D’abord, les juges du fond ont relevé qu’en ce qui concerne la revendication 1, qui protège l’utilisation du finastéride pour préparer un médicament afin de traiter l’alopécie androgène chez un homme ou une femme, administré par voie orale selon un certain dosage, la description n’indique pas quel est l’avantage ou l’effet technique résultant de ce type d’administration orale, elle ne contient aucun élément démontrant l’efficacité potentielle du moindre dosage du finastéride, et ne comporte aucune information sur l’effet nouveau de la posologie revendiquée et les propriétés particulières de cette nouvelle application thérapeutique, la posologie comprise entre 0,05 et 1,0 mg étant indifférente par rapport à la fréquence d’administration et à la masse corporelle du patient.
Ensuite, ils ont relevé que la description du brevet ne mentionne que la découverte « surprenante et inattendue » de cette nouvelle application thérapeutique, sans décrire les propriétés pharmacologiques particulières de celle-ci par rapport à l’état de la technique, qui ne proviennent que d’un choix arbitraire.
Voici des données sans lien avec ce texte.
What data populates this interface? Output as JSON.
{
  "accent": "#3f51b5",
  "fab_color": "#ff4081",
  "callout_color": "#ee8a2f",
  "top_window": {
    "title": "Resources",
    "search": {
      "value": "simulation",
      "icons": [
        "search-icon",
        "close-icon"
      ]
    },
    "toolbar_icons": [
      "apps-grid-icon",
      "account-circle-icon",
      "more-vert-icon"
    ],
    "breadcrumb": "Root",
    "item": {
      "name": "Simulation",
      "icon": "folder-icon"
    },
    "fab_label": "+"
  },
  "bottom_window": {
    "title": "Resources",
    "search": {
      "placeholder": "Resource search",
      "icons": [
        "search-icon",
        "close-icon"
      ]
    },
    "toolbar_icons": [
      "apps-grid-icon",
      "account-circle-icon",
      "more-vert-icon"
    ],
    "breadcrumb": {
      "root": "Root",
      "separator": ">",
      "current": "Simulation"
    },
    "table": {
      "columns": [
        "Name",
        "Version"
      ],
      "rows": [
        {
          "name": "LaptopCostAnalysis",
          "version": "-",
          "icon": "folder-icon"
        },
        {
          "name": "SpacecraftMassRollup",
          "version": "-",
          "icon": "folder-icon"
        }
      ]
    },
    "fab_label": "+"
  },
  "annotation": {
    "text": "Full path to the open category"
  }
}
La Cour de cassation rejette le pourvoi de la société M., le 6 décembre 2017.
Elle estime que, de ces constatations, la cour d’appel a pu déduire que la demande de brevet ne reflétait pas directement et sans ambiguïté les applications thérapeutiques revendiquées et que, dans l’ignorance d’un quelconque enseignement technique spécifique, l’homme du métier n’était pas en mesure de reproduire l’invention et se trouvait contraint de mettre en oeuvre un programme de recherches par lui-même, de sorte que la revendication 1 était insuffisamment décrite, de même que la revendication 2, laquelle est une utilisation dépendante de la revendication 1 dans laquelle la posologie est de 1,0 mg, et la revendication 3, dépendante des revendications 1 et 2, dans laquelle le traitement est celui de l’alopécie hippocratique.
Par ailleurs, s’agissant des exemples mentionnés dans la description du brevet, l’arrêt a écarté les exemples 1 et 2, qui concernent la préparation du finastéride dont le procédé de fabrication était déjà connu depuis plusieurs années, et l’exemple 3, qui ne concerne pas l’alopécie androgène.
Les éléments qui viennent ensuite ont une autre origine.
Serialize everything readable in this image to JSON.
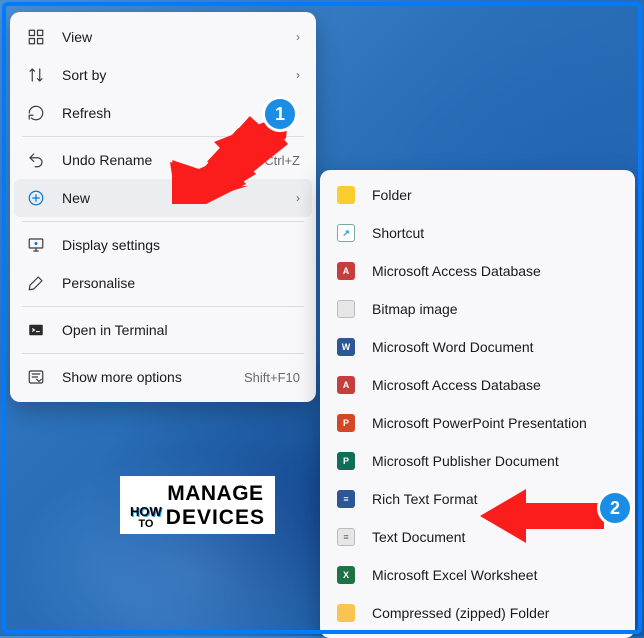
{
  "context_menu": {
    "items": [
      {
        "label": "View",
        "icon": "grid",
        "hasSubmenu": true
      },
      {
        "label": "Sort by",
        "icon": "sort",
        "hasSubmenu": true
      },
      {
        "label": "Refresh",
        "icon": "refresh"
      },
      {
        "sep": true
      },
      {
        "label": "Undo Rename",
        "icon": "undo",
        "shortcut": "Ctrl+Z"
      },
      {
        "label": "New",
        "icon": "new",
        "hasSubmenu": true,
        "hovered": true
      },
      {
        "sep": true
      },
      {
        "label": "Display settings",
        "icon": "display"
      },
      {
        "label": "Personalise",
        "icon": "brush"
      },
      {
        "sep": true
      },
      {
        "label": "Open in Terminal",
        "icon": "terminal"
      },
      {
        "sep": true
      },
      {
        "label": "Show more options",
        "icon": "more",
        "shortcut": "Shift+F10"
      }
    ]
  },
  "submenu": {
    "items": [
      {
        "label": "Folder",
        "tile": "folder",
        "glyph": ""
      },
      {
        "label": "Shortcut",
        "tile": "shortcut",
        "glyph": "↗"
      },
      {
        "label": "Microsoft Access Database",
        "tile": "red",
        "glyph": "A"
      },
      {
        "label": "Bitmap image",
        "tile": "gray",
        "glyph": ""
      },
      {
        "label": "Microsoft Word Document",
        "tile": "blue",
        "glyph": "W"
      },
      {
        "label": "Microsoft Access Database",
        "tile": "red",
        "glyph": "A"
      },
      {
        "label": "Microsoft PowerPoint Presentation",
        "tile": "orange",
        "glyph": "P"
      },
      {
        "label": "Microsoft Publisher Document",
        "tile": "teal",
        "glyph": "P"
      },
      {
        "label": "Rich Text Format",
        "tile": "blue",
        "glyph": "≡"
      },
      {
        "label": "Text Document",
        "tile": "gray",
        "glyph": "≡"
      },
      {
        "label": "Microsoft Excel Worksheet",
        "tile": "green",
        "glyph": "X"
      },
      {
        "label": "Compressed (zipped) Folder",
        "tile": "zip",
        "glyph": ""
      }
    ]
  },
  "annotations": {
    "step1": "1",
    "step2": "2"
  },
  "logo": {
    "line1a": "HOW",
    "line1b": "MANAGE",
    "line2a": "TO",
    "line2b": "DEVICES"
  }
}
Les juges du fond ont relevé que l’exemple 4 divulgue un mode opératoire photographique pour détecter par comptage la croissance des cheveux sur une durée de douze mois et retient que, ne donnant aucun renseignement sur les conditions d’un éventuel test et ne décrivant pas l’expérimentation ni l’effet technique résultant de la diminution de la dose revendiquée par rapport aux dosages de l’art antérieur, cet exemple apparaît comme une méthode de mesure et ne peut être considéré comme le compte-rendu d’un essai.
Ils ont également relevé que l’exemple 5 ne donne aucun détail de l’expérimentation ou du protocole appliqué lors de l’administration du finastéride pendant six semaines, dont les résultats ont montré une réduction importante de la teneur en DHT mais n’ont pas établi une repousse des cheveux ou un arrêt de leur perte.
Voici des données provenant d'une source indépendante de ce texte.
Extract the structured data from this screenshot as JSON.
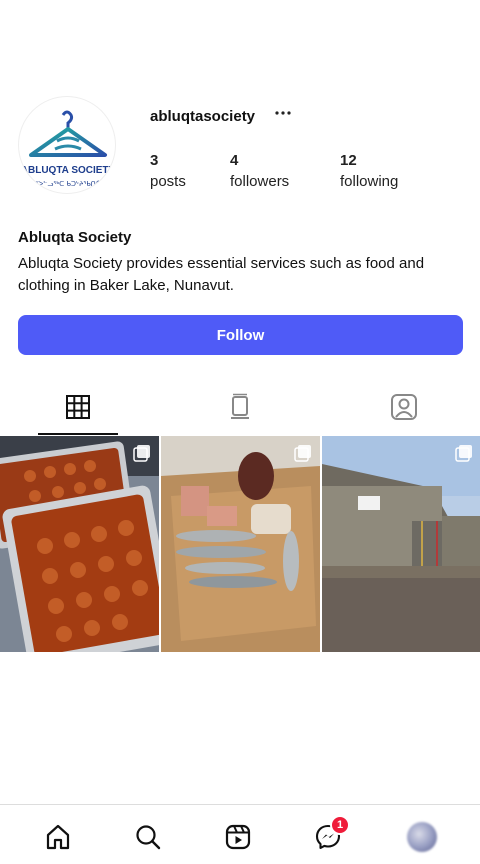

La cour d’appel a retenu qu’en l’absence de tout critère de comparaison, cependant que la diminution des niveaux de DHT dans le cuir chevelu provoqué par l’administration de finastéride était déjà connue, cet exemple ne permet pas de comparer les effets du dosage revendiqué par rapport à une posologie supérieure, de l’ordre de 5 mg, comprise dans l’état de la technique.
La Cour de cassation considère qu’en cet état, c’est sans dénaturer le brevet ni exiger une démonstration clinique de l’effet thérapeutique de la nouvelle posologie que la cour d’appel a considéré que ces exemples, ne reflétant pas directement et sans ambiguïté l’application thérapeutique revendiquée, ne pouvaient remédier à l’insuffisance de description de celle-ci.